But that’s changing. Several countries in the European Union, including Spain, Sweden, Portugal and Poland, have embarked on a new project called UPGRID to bring the medium- and low-voltage sections of the grid, which utilities use to send around electricity to homes and businesses, into the 21st century. Funded by $12.6 million in grants from the European Union, the utilities involved have started adding sensors to the wires and power equipment. The sensors will feed data to software for analyses that will help personnel in the control room as well as in the field get a better picture of where, when and how much electricity is being used.

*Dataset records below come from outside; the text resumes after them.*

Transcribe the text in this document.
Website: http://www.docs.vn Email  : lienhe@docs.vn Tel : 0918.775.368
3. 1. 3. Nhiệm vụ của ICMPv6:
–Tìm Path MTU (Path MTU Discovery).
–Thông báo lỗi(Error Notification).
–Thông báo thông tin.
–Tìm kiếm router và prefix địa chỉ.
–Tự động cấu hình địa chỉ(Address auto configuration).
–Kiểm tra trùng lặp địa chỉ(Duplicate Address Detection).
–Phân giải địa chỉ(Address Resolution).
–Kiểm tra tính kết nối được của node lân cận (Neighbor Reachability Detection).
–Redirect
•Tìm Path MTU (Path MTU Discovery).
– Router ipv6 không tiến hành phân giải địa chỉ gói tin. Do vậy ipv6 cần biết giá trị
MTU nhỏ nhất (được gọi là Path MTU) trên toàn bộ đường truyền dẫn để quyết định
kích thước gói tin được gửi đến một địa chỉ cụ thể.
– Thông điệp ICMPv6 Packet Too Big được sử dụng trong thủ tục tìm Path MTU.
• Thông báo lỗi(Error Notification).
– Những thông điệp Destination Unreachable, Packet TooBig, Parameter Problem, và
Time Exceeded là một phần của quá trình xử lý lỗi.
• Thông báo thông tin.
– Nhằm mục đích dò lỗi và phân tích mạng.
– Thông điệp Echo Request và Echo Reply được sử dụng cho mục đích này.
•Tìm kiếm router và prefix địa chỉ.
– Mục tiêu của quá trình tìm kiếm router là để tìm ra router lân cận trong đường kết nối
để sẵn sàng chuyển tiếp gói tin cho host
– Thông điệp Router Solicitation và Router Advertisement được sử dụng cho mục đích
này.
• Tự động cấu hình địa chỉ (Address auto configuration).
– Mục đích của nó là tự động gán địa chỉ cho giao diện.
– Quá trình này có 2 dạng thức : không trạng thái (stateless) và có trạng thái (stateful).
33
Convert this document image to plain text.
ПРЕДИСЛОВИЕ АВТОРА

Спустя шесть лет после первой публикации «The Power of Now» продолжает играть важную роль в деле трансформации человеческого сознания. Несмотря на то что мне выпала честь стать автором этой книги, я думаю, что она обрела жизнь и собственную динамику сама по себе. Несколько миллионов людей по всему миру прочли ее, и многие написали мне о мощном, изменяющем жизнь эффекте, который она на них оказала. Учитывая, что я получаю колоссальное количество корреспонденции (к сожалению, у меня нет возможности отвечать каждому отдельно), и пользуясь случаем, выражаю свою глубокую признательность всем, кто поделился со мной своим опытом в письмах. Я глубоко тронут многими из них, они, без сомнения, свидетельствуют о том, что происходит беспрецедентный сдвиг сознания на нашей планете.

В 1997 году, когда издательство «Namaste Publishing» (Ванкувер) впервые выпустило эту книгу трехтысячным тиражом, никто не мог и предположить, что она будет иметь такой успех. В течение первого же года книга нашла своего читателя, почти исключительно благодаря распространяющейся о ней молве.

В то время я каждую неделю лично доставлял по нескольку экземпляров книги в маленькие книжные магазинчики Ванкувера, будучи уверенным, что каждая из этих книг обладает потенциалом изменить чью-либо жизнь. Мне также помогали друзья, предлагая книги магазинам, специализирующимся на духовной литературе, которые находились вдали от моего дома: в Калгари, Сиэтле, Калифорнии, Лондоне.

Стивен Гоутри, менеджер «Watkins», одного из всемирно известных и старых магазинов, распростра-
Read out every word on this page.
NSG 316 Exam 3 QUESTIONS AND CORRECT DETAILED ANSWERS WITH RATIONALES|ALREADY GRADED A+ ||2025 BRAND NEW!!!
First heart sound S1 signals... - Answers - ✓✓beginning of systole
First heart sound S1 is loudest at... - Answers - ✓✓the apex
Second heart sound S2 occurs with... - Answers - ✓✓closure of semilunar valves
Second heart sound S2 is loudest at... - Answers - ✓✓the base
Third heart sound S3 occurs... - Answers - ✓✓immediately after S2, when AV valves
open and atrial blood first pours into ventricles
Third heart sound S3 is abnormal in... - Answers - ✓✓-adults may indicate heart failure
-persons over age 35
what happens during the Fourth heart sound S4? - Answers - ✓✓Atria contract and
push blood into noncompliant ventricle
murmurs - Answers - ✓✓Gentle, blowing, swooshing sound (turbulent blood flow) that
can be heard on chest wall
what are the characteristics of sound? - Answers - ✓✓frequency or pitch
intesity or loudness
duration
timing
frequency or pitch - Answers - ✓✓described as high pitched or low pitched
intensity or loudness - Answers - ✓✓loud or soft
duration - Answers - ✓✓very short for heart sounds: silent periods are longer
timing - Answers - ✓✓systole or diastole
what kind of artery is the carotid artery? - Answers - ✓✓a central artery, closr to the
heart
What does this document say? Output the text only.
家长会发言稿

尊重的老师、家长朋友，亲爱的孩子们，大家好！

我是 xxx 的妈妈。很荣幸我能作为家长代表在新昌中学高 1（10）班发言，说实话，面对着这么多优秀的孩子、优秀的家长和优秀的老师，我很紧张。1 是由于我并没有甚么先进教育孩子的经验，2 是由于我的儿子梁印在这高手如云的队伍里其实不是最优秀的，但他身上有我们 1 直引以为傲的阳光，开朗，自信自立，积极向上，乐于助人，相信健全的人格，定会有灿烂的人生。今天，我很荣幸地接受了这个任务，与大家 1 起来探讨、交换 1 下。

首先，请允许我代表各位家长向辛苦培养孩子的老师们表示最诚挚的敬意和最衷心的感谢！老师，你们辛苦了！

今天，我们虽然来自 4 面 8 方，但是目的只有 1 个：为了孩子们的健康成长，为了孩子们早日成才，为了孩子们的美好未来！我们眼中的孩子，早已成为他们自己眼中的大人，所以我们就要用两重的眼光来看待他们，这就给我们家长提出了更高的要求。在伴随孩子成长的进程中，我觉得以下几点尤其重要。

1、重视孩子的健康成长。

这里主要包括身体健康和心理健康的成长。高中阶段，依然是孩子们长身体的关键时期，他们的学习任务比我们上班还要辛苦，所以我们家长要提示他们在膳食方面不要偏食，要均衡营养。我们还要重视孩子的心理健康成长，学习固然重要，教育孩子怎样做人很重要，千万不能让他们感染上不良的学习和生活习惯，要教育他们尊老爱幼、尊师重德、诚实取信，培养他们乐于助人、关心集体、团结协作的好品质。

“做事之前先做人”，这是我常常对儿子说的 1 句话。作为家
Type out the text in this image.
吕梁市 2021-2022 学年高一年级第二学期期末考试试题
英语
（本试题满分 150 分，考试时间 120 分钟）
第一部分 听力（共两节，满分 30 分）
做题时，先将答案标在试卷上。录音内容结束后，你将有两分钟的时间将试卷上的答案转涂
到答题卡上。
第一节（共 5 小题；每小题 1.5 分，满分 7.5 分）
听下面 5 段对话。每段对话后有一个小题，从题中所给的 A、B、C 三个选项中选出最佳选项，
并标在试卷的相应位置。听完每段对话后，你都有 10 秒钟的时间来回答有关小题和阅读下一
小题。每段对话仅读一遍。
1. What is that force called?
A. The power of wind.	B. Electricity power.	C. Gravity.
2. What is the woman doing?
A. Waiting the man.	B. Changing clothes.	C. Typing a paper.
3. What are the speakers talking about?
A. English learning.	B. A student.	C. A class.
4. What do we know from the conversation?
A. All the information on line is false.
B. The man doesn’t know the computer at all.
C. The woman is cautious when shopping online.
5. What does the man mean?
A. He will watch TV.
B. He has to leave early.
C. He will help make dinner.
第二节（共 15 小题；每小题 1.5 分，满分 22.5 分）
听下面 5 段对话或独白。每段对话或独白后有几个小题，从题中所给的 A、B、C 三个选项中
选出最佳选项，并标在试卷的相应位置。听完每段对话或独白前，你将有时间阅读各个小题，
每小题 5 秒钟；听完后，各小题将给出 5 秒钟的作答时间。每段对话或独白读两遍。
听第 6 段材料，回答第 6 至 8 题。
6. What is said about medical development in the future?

The idea is that UPGRID will serve as a test case for developing standards for a truly smart, pan-European grid. In northern Spain around the city of Bilbao, for example, the utility Iberdrola Distribución Eléctrica has installed monitoring sensors on substations, transformers and power serving some 350,000 consumers. The technology will offer new insights into what is happening on the network. “We will be able to predict where an outage is on the grid faster, and know why power is out,” says Ana Gonzalez, control systems manager at Iberdrola.
Thanks to UPGRID, Iberdrola field engineers also now have a new app on their mobile devices that gives them a real-time picture of the grid, something that previously was only available in the utility control room. The app is a version of GE’s Advanced Distribution Management System (ADMS) software, which utility control rooms use to monitor and control activity on their distribution grids. “If a technician needs to cut a low-voltage line to make a repair, they can process it and get approvals right from a mobile device in the field,” says Miguel Ballesteros, program manager for Grid Solutions at GE Energy Connections.
At the demonstration project in Sweden, GE engineers are working with the Vattenfall utility to install sensors in substations and on power lines in the rural residential area of Åmål, a lake town near the southern border with Norway. The goal is to learn more about residential power needs. A similar project in Poland is monitoring data from power lines serving the industrial part of the port of Gdynia, while in Portugal, researchers are using sensors to see exactly how electricity is used inside homes.
UPGRID also should help provide more clarity as the grid grows increasingly complex thanks to intermittent sources of renewable power like wind and solar, which make it harder for utilities to maintain the grid’s delicate balance of supply and demand.
This benefits consumers because they will be able to make informed choices about energy use — e.g., programming appliances to operate during times when electricity is cheaper. On the business side, factories will be able to better schedule the use of equipment to take advantage of fluctuating pricing.
All this could boost the profits of utilities by as much as 30 percent, according to a McKinsey report, which says “massive opportunities await those able to transform themselves ahead of the curve” by creating a smart grid.
The UPGRID project will run through the end of 2017.
UPGRID has received funding from the European Union’s Horizon 2020 research and innovation program under grant agreement No 646.531.